Mozart
Multimodal 3D UI for Conceptual Modeling
Problem
According to a survey, 80 percent of people want to model or create to visualize their imagination using their computers; however, the difficult UI of such tools prevents them from doing so. Even to model something simple, the user has to navigate an obtrusive set of icons, toolbars, and features which are rarely used. Current 3D CAD software demands expert-level proficiency, creating a barrier between conceptual intent and digital expression for the vast majority of potential users.
Approach
We propose a computer modeling interface to bring 3D visualization to the common layman who wishes to rapidly visualize their imagination. This work is motivated to employ natural expression with the fewest restrictions to free CAD users from tedious command buttons and menu items. We explored both the hardware and software aspects of the interface, specifically, the use of intuitive speech commands and multitouch gestures on an inclined interactive surface.
The initial TUIO and OSC touch-based integration was developed during Google Summer of Code. Touch+Speech multimodal fusion was subsequently implemented with Sriganesh Madhvanath at HP Labs, combining simultaneous gesture and voice input into a unified command stream for 3D object manipulation.

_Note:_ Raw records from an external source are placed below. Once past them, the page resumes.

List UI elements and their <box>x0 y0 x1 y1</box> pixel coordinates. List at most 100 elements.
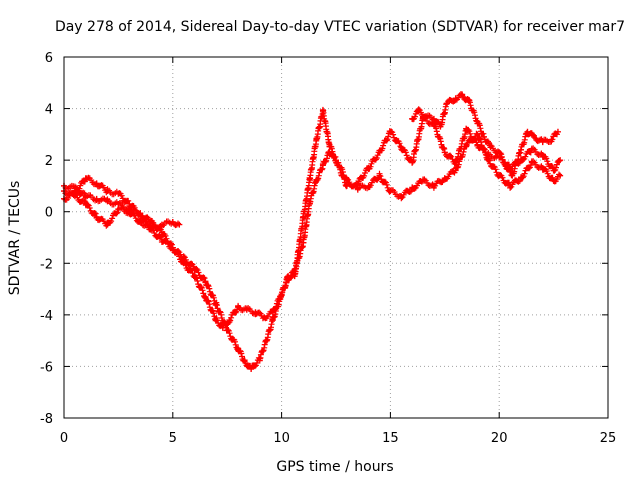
data-point <box>241 358 248 365</box>
data-point <box>557 172 564 179</box>
data-point <box>557 157 564 164</box>
data-point <box>376 172 383 179</box>
data-point <box>278 291 285 298</box>
data-point <box>485 151 492 158</box>
data-point <box>169 219 176 226</box>
data-point <box>387 128 394 135</box>
data-point <box>420 177 427 184</box>
y-tick-label: -8 <box>40 412 53 427</box>
data-point <box>115 200 122 207</box>
y-tick-labels: -8 -6 -4 -2 0 2 4 6 <box>40 51 53 427</box>
data-point <box>463 141 470 148</box>
data-point <box>191 273 198 280</box>
data-point <box>300 239 307 246</box>
data-point <box>422 113 429 120</box>
data-point <box>115 206 122 213</box>
data-point <box>354 180 361 187</box>
chart-title: Day 278 of 2014, Sidereal Day-to-day VTE… <box>55 19 625 35</box>
data-point <box>180 260 187 267</box>
data-point <box>496 149 503 156</box>
data-point <box>104 198 111 205</box>
data-point <box>82 200 89 207</box>
data-point <box>430 182 437 189</box>
data-point <box>213 317 220 324</box>
data-point <box>235 304 242 311</box>
data-point <box>137 219 144 226</box>
data-point <box>326 141 333 148</box>
data-point <box>252 309 259 316</box>
data-point <box>93 213 100 220</box>
data-point <box>480 133 487 140</box>
data-point <box>539 151 546 158</box>
data-point <box>539 164 546 171</box>
data-point <box>531 133 538 140</box>
data-point <box>487 144 494 151</box>
data-point <box>437 123 444 130</box>
data-point <box>409 115 416 122</box>
data-point <box>387 188 394 195</box>
data-point <box>507 182 514 189</box>
data-point <box>409 159 416 166</box>
data-point <box>291 273 298 280</box>
data-point <box>224 327 231 334</box>
data-point <box>213 301 220 308</box>
x-tick-label: 5 <box>169 431 177 446</box>
data-point <box>243 306 250 313</box>
data-point <box>343 182 350 189</box>
data-point <box>202 293 209 300</box>
data-point <box>474 141 481 148</box>
data-point <box>441 149 448 156</box>
data-point <box>248 366 255 373</box>
data-point <box>256 355 263 362</box>
data-point <box>306 175 313 182</box>
data-point <box>126 208 133 215</box>
x-tick-label: 20 <box>491 431 508 446</box>
data-point <box>524 128 531 135</box>
data-point <box>176 221 183 228</box>
data-point <box>326 149 333 156</box>
axis-ticks <box>63 56 609 419</box>
data-point <box>409 185 416 192</box>
data-point <box>465 97 472 104</box>
data-point <box>313 177 320 184</box>
data-point <box>219 324 226 331</box>
data-point <box>528 159 535 166</box>
data-point <box>441 175 448 182</box>
data-point <box>398 193 405 200</box>
x-tick-labels: 0 5 10 15 20 25 <box>60 431 616 446</box>
data-point <box>269 309 276 316</box>
data-point <box>126 200 133 207</box>
x-tick-label: 10 <box>273 431 290 446</box>
data-point <box>115 190 122 197</box>
data-point <box>376 149 383 156</box>
data-point <box>104 221 111 228</box>
data-point <box>269 317 276 324</box>
y-tick-label: -2 <box>40 257 53 272</box>
data-point <box>148 224 155 231</box>
x-tick-label: 0 <box>60 431 68 446</box>
data-point <box>235 345 242 352</box>
data-point <box>459 92 466 99</box>
data-markers <box>61 91 564 373</box>
data-point <box>158 237 165 244</box>
x-tick-label: 25 <box>600 431 617 446</box>
data-point <box>365 182 372 189</box>
series-track-d <box>409 91 561 179</box>
data-point <box>528 146 535 153</box>
data-point <box>509 172 516 179</box>
data-point <box>333 157 339 164</box>
x-tick-label: 15 <box>382 431 399 446</box>
data-point <box>430 115 437 122</box>
data-point <box>158 221 165 228</box>
data-point <box>169 244 176 251</box>
y-tick-label: 0 <box>45 206 53 221</box>
data-point <box>548 136 555 143</box>
data-point <box>261 314 268 321</box>
data-point <box>319 108 326 115</box>
data-point <box>550 167 557 174</box>
x-axis-title: GPS time / hours <box>276 459 393 475</box>
data-point <box>93 195 100 202</box>
data-point <box>415 108 422 115</box>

Team: Anirudh Sharma, Sriganesh Madhvanath, Ankit Shekhawat, Mark Billinghurst.
Video
Study Results
A within-subjects user study was conducted to compare the multimodal (MM) interface — combining speech and multitouch — against a multitouch-only (MT) baseline across two 3D modeling tasks of increasing complexity.
Participants
12 participants (8 male, 4 female, ages 20–29) with no prior experience in 3D modeling software. All participants completed both conditions in counterbalanced order.
Task Completion Time
| Metric | Result |
|---|---|
| Condition comparison | Multitouch only (MT) vs. Multimodal (MM) |
| Statistical test | One-way ANOVA |
| Significance | No significant difference (p>0.05) |
Task completion times were comparable across both conditions, indicating that the addition of speech input did not slow users down despite introducing a new modality.
Error Rate (Undo Count)
| Metric | Result |
|---|---|
| Task 2 (complex modeling) | Significantly fewer errors for MM |
| Statistical test | Paired t-test, t(11) = 3.07, p = 0.005 |
In the more complex modeling task, participants made significantly fewer errors (measured by undo count) when using the multimodal interface, suggesting that speech commands reduced accidental or imprecise touch inputs.
Subjective Workload (NASA TLX)
| Dimension | MT (Multitouch Only) | MM (Multimodal) |
|---|---|---|
| Frustration | Higher | Lower |
| Physical demand | Higher | Lower |
NASA TLX ratings revealed that participants experienced higher frustration and physical demand in the multitouch-only condition. The multimodal interface reduced both dimensions by offloading selection and parameterization commands to speech.
User Preference
9 of 12 participants (75%) preferred the multimodal interface over multitouch-only, citing more natural interaction and reduced reliance on on-screen menus as primary reasons.